My Year of Living Frivolously - The American Spectator | USA News and Politics
My Year of Living Frivolously
by

LYNDEN, Washington — “Waste more time.”

Rarely had your scribe bothered to make New Year’s resolutions, much less follow through on them. This one was different. As the clock turned over to 2010, it’s what I set out to do in earnest.

The details up to that point are tedious. After humping it in D.C. since 2003, I was tired. Tired of the politics, tired of the godawful weather, tired of D.C.’s culture of pointless productivity, endless boozing, and ambition uber alles.

I wanted to get out and, more to the point, to not take D.C. home with me. One huge problem long-term denizens of D.C. face is reentry. The tempo of normal America is slower. Many of the habits you pick up in D.C. do not serve you well elsewhere. This leads to frustration on, say, visits home to the family.

Thus, the resolution. “Waste more time.” It was too short to forget, too pungent to ignore, too much of a stretch to allow easy rationalizing. Time to stop and smell the blackberries rather than type furiously on them, to finally take frivolous living seriously.

How did this resolution play out? It started in May with a test drive. My friend Tim needed to drive from D.C. to Seattle and wanted company.
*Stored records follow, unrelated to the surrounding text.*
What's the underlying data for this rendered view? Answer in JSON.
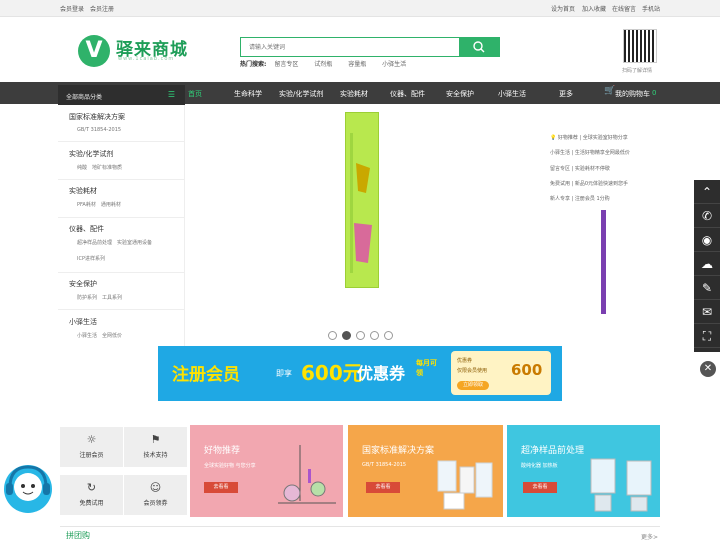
{
  "topbar": {
    "left": [
      "会员登录",
      "会员注册"
    ],
    "right": [
      "设为首页",
      "加入收藏",
      "在线留言",
      "手机站"
    ]
  },
  "logo": {
    "mark": "V",
    "name": "驿来商城",
    "url": "www.1calab.com"
  },
  "search": {
    "placeholder": "请输入关键词",
    "hot_label": "热门搜索:",
    "hot_items": [
      "留言专区",
      "试剂瓶",
      "容量瓶",
      "小驿生活"
    ]
  },
  "qr": {
    "caption": "扫码了解详情"
  },
  "nav": {
    "category_label": "全部商品分类",
    "items": [
      "首页",
      "生命科学",
      "实验/化学试剂",
      "实验耗材",
      "仪器、配件",
      "安全保护",
      "小驿生活",
      "更多"
    ],
    "cart": "我的购物车",
    "cart_count": "0"
  },
  "categories": [
    {
      "title": "国家标准解决方案",
      "subs": [
        "GB/T 31854-2015"
      ]
    },
    {
      "title": "实验/化学试剂",
      "subs": [
        "纯酸",
        "地矿标准物质"
      ]
    },
    {
      "title": "实验耗材",
      "subs": [
        "PFA耗材",
        "通用耗材"
      ]
    },
    {
      "title": "仪器、配件",
      "subs": [
        "超净样品前处理",
        "实验室通用设备"
      ],
      "subs2": [
        "ICP进样系列"
      ]
    },
    {
      "title": "安全保护",
      "subs": [
        "防护系列",
        "工具系列"
      ]
    },
    {
      "title": "小驿生活",
      "subs": [
        "小驿生活",
        "全网低价"
      ]
    }
  ],
  "news": [
    "好物推荐 | 全球实验室好物分享",
    "小驿生活 | 生活好物精享全网最低价",
    "留言专区 | 实验耗材不停歇",
    "免费试用 | 新品0元体验快速到您手",
    "新人专享 | 注册会员 1分购"
  ],
  "banner": {
    "title": "注册会员",
    "sub": "即享",
    "price": "600元",
    "coupon": "优惠券",
    "monthly": "每月可领",
    "card_title": "优惠券",
    "card_line": "仅限会员使用",
    "card_btn": "立即领取",
    "card_value": "600"
  },
  "services": [
    "注册会员",
    "技术支持",
    "免费试用",
    "会员领券"
  ],
  "cards": [
    {
      "title": "好物推荐",
      "sub": "全球实验好物 与您分享",
      "btn": "去看看",
      "color": "#f2a7b0"
    },
    {
      "title": "国家标准解决方案",
      "sub": "GB/T 31854-2015",
      "btn": "去看看",
      "color": "#f5a64a"
    },
    {
      "title": "超净样品前处理",
      "sub": "酸纯化器 加热板",
      "btn": "去看看",
      "color": "#3fc6e0"
    }
  ],
  "group": {
    "title": "拼团购",
    "more": "更多>"
  }
}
We made it in just under three days in his turbocharged Jetta TDI. In one stretch, we covered 500 miles in six hours.

The new job helped. The old one chained me to a desk in D.C. This new one came with the freedom to work elsewhere and travel. A trip back to the good Washington in June to celebrate the kid brother’s birthday turned into an extended stay and then a change of residence, with trips to D.C.

The new wheels helped as well. The speedometer of my slightly used 2001 Dodge Stratus climbed 12,000 miles in six months, with trips to Portland, Seattle, Vancouver, and the back roads of Whatcom and Skagit Counties. (Who knew there was a town called Concrete?)

Ultimately mileage is just a number. I went places and did things I would not have done before, to softball games, batting cages, caverns, motocross races. I spent a week at the county fair, rode a helicopter, spelunked in the Ape Caves, and was christened an “honorary Mexican” by actually Mexican relatives.

You might suppose all this wasted time made for less work output, though that’s not clear. I finished and saw two books published, helped to launch and maintain two websites, and whipped up plenty of op-eds, blog posts, interviews, and speeches.

Maybe more could have been accomplished, but that’s beside the point. “Waste more time” finally gave me permission to begin putting together a life that was about more than production and ambition. It would be pretty hard to top for next year, so I’m thinking: don’t even try.